Между парниками, которые виднелись внизу, шли две женщины, корзины у них за спиной были наполнены клубникой. За клубничными плантациями, подернутое металлическим блеском, лежало море.
На грузовом судне водоизмещением пятьсот тонн, которое, экономя на плате за стоянку, поскорее вышло из порта и встало вне его на якорь, неторопливо проводили уборку, всю вторую половину дня судно оставалось в тени второй опоры линии электропередачи, сейчас уборку, видимо, закончили и поднимали якорь.
Тору направился в кухоньку, где были маленькая раковина и газовая плитка, разогрел себе на ужин овощи. Пока он этим занимался, раздался еще один телефонный звонок. Из управления сообщили, что пришла официальная телеграмма с «Ниттёмару» — судно прибывает в порт сегодня в двадцать один час.
После ужина, прочитав газету, Тору заметил, что с нетерпением ожидает своего недавнего визитера.
Семь часов десять минут — море уже окуталось ночным мраком, и только белизна парников сопротивляется расстилаемой по земле тьме.
За окном затарахтели моторы. Это из лежащего справа порта в Яйдзу вышли рыбачьи суда и отправились ловить молодь в открытом море против Окицу. Более двадцати суденышек спешили мимо станции, вывесив на видном месте красно-зеленые фонари. Дрожащий свет, скользивший по ночному морю, передавал биение маломощных дизельных двигателей.

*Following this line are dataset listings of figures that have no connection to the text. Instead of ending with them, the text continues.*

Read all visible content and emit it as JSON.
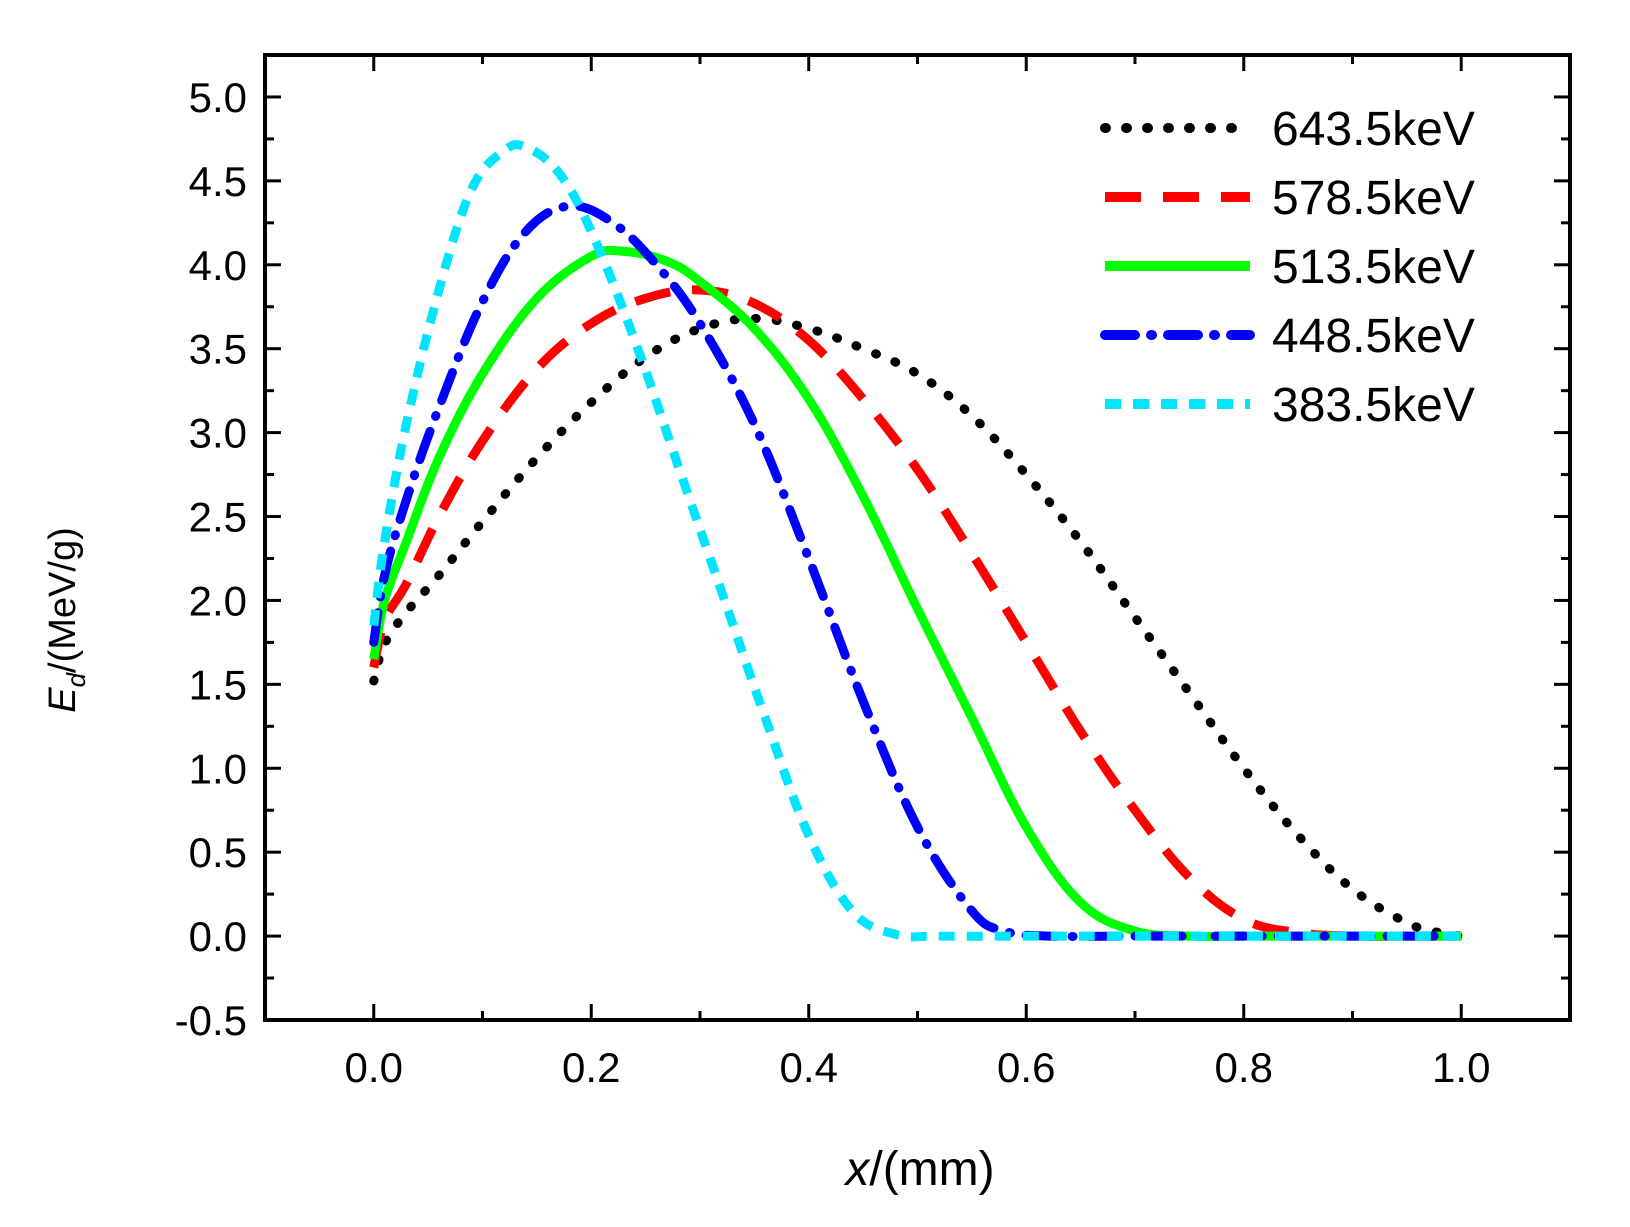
{
  "chart_data": {
    "type": "line",
    "title": "",
    "xlabel": {
      "var": "x",
      "unit": "/(mm)"
    },
    "ylabel": {
      "var": "E",
      "sub": "d",
      "unit": "/(MeV/g)"
    },
    "xlim": [
      -0.1,
      1.1
    ],
    "ylim": [
      -0.5,
      5.25
    ],
    "x_ticks": [
      "0.0",
      "0.2",
      "0.4",
      "0.6",
      "0.8",
      "1.0"
    ],
    "x_tick_values": [
      0,
      0.2,
      0.4,
      0.6,
      0.8,
      1.0
    ],
    "y_ticks": [
      "-0.5",
      "0.0",
      "0.5",
      "1.0",
      "1.5",
      "2.0",
      "2.5",
      "3.0",
      "3.5",
      "4.0",
      "4.5",
      "5.0"
    ],
    "y_tick_values": [
      -0.5,
      0,
      0.5,
      1.0,
      1.5,
      2.0,
      2.5,
      3.0,
      3.5,
      4.0,
      4.5,
      5.0
    ],
    "grid": false,
    "legend_position": "top-right",
    "series": [
      {
        "name": "643.5keV",
        "color": "#000000",
        "style": "dot",
        "x": [
          0,
          0.01,
          0.03,
          0.06,
          0.1,
          0.15,
          0.2,
          0.25,
          0.3,
          0.35,
          0.4,
          0.45,
          0.5,
          0.55,
          0.6,
          0.65,
          0.7,
          0.75,
          0.8,
          0.85,
          0.9,
          0.95,
          0.98,
          1.0
        ],
        "y": [
          1.52,
          1.74,
          1.93,
          2.15,
          2.47,
          2.85,
          3.18,
          3.45,
          3.62,
          3.68,
          3.62,
          3.5,
          3.35,
          3.1,
          2.75,
          2.35,
          1.9,
          1.45,
          1.0,
          0.6,
          0.28,
          0.08,
          0.02,
          0.0
        ]
      },
      {
        "name": "578.5keV",
        "color": "#ff0000",
        "style": "dash",
        "x": [
          0,
          0.01,
          0.03,
          0.06,
          0.1,
          0.15,
          0.2,
          0.25,
          0.3,
          0.35,
          0.4,
          0.45,
          0.5,
          0.55,
          0.6,
          0.65,
          0.7,
          0.75,
          0.8,
          0.85,
          0.9,
          0.95,
          1.0
        ],
        "y": [
          1.6,
          1.88,
          2.1,
          2.5,
          2.95,
          3.38,
          3.65,
          3.8,
          3.85,
          3.77,
          3.55,
          3.2,
          2.78,
          2.28,
          1.75,
          1.22,
          0.75,
          0.35,
          0.1,
          0.02,
          0.0,
          0.0,
          0.0
        ]
      },
      {
        "name": "513.5keV",
        "color": "#00ff00",
        "style": "solid",
        "x": [
          0,
          0.01,
          0.03,
          0.06,
          0.1,
          0.15,
          0.2,
          0.23,
          0.27,
          0.3,
          0.35,
          0.4,
          0.45,
          0.5,
          0.55,
          0.6,
          0.65,
          0.7,
          0.75,
          0.8,
          0.9,
          1.0
        ],
        "y": [
          1.65,
          2.0,
          2.35,
          2.85,
          3.35,
          3.8,
          4.05,
          4.08,
          4.02,
          3.9,
          3.62,
          3.2,
          2.62,
          1.95,
          1.3,
          0.65,
          0.2,
          0.03,
          0.0,
          0.0,
          0.0,
          0.0
        ]
      },
      {
        "name": "448.5keV",
        "color": "#0000ff",
        "style": "dashdot",
        "x": [
          0,
          0.01,
          0.03,
          0.06,
          0.1,
          0.14,
          0.18,
          0.22,
          0.26,
          0.3,
          0.35,
          0.4,
          0.45,
          0.5,
          0.55,
          0.58,
          0.62,
          0.7,
          0.8,
          0.9,
          1.0
        ],
        "y": [
          1.75,
          2.15,
          2.6,
          3.15,
          3.78,
          4.2,
          4.35,
          4.25,
          4.0,
          3.65,
          3.05,
          2.25,
          1.4,
          0.65,
          0.15,
          0.03,
          0.0,
          0.0,
          0.0,
          0.0,
          0.0
        ]
      },
      {
        "name": "383.5keV",
        "color": "#00e5ff",
        "style": "shortdash",
        "x": [
          0,
          0.01,
          0.03,
          0.06,
          0.09,
          0.12,
          0.14,
          0.17,
          0.2,
          0.24,
          0.28,
          0.32,
          0.36,
          0.4,
          0.44,
          0.48,
          0.52,
          0.6,
          0.7,
          0.8,
          0.9,
          1.0
        ],
        "y": [
          1.85,
          2.35,
          3.05,
          3.85,
          4.45,
          4.68,
          4.7,
          4.55,
          4.2,
          3.55,
          2.8,
          2.05,
          1.3,
          0.6,
          0.15,
          0.01,
          0.0,
          0.0,
          0.0,
          0.0,
          0.0,
          0.0
        ]
      }
    ]
  }
}
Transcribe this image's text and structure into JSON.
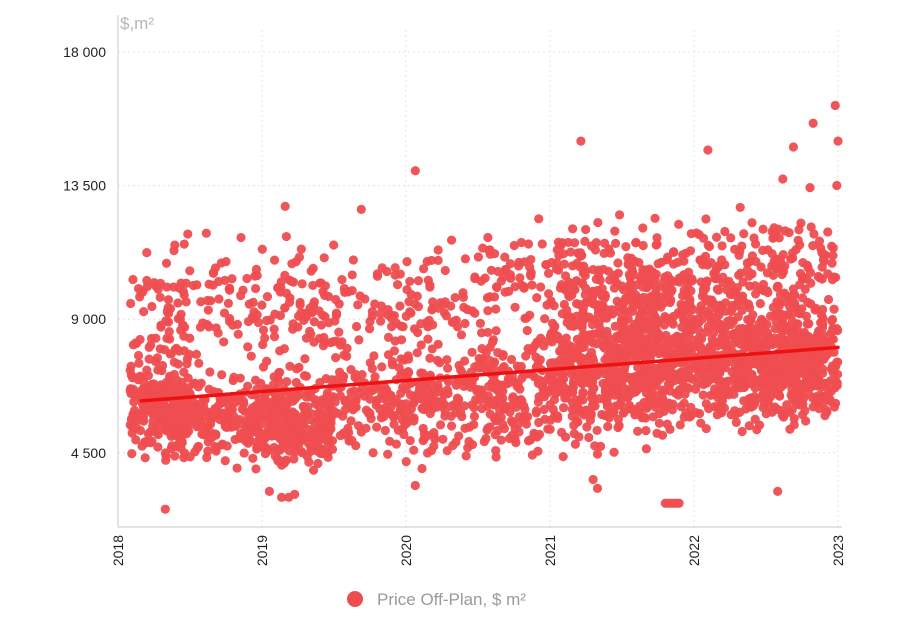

Вскоре ночное море напоминало праздник в деревне. Так и видишь толпу людей, которые с фонариками в руках, оглашая воздух шумными криками, движутся к храму. Тору знал, что такие суденышки любят болтать. Наперегонки, мечтая о богатом улове, они спешили по водному коридору, переговариваясь через рупоры и расправляя пахнувшие рыбой мускулы.
В наступившей затем тишине, когда в привычный шум воды вплетались только звуки машин, проезжавших по дороге позади дома, Тору снова услышал стук во входную дверь. Точно, это снова пришла Кинуэ. Тору спустился по лестнице и открыл дверь. Под висевшим над входом фонарем в кофте персикового цвета стояла Кинуэ. В волосы она воткнула большой белый цветок гардении.
— Прошу, — по-взрослому произнес Тору.
Кинуэ вошла и нехотя, как это сделала бы красивая женщина, улыбнулась. Поднявшись на второй этаж, она положила на стол Тору коробку с шоколадными конфетами.
— Пожалуйста, угощайся.
— Спасибо.
Тору с треском, наполнившим комнату, разорвал целлофан, открыл крышку золотой прямоугольной коробки, взял конфету и улыбнулся Кинуэ.
Он всегда тщательным образом соблюдал это правило — обращаться с Кинуэ как с красивой женщиной. Кинуэ же села на стул за прожектором в противоположном углу, максимально отдалившись от Тору и всем своим видом показывая, что в любой момент может сбежать вниз по лестнице и удрать.
Когда наблюдатель смотрел в зрительную трубу, освещение в комнате гасили, но обычно на потолке горела лампа дневного света, слишком яркая для такого помещения, и белый цветок в волосах Кинуэ сиял влажным блеском. При таком свете уродство Кинуэ было особенно заметно.
Это уродство чувствовал любой, кто видел ее. Она была не просто некрасивой женщиной с обычным, заурядным лицом, которое может показаться красивым, если к нему присмотреться, или на котором отражается красота души, тут, как ни смотри, было одно уродство. Это уродство являлось своего рода даром — ни одна женщина не могла быть столь совершенно безобразна.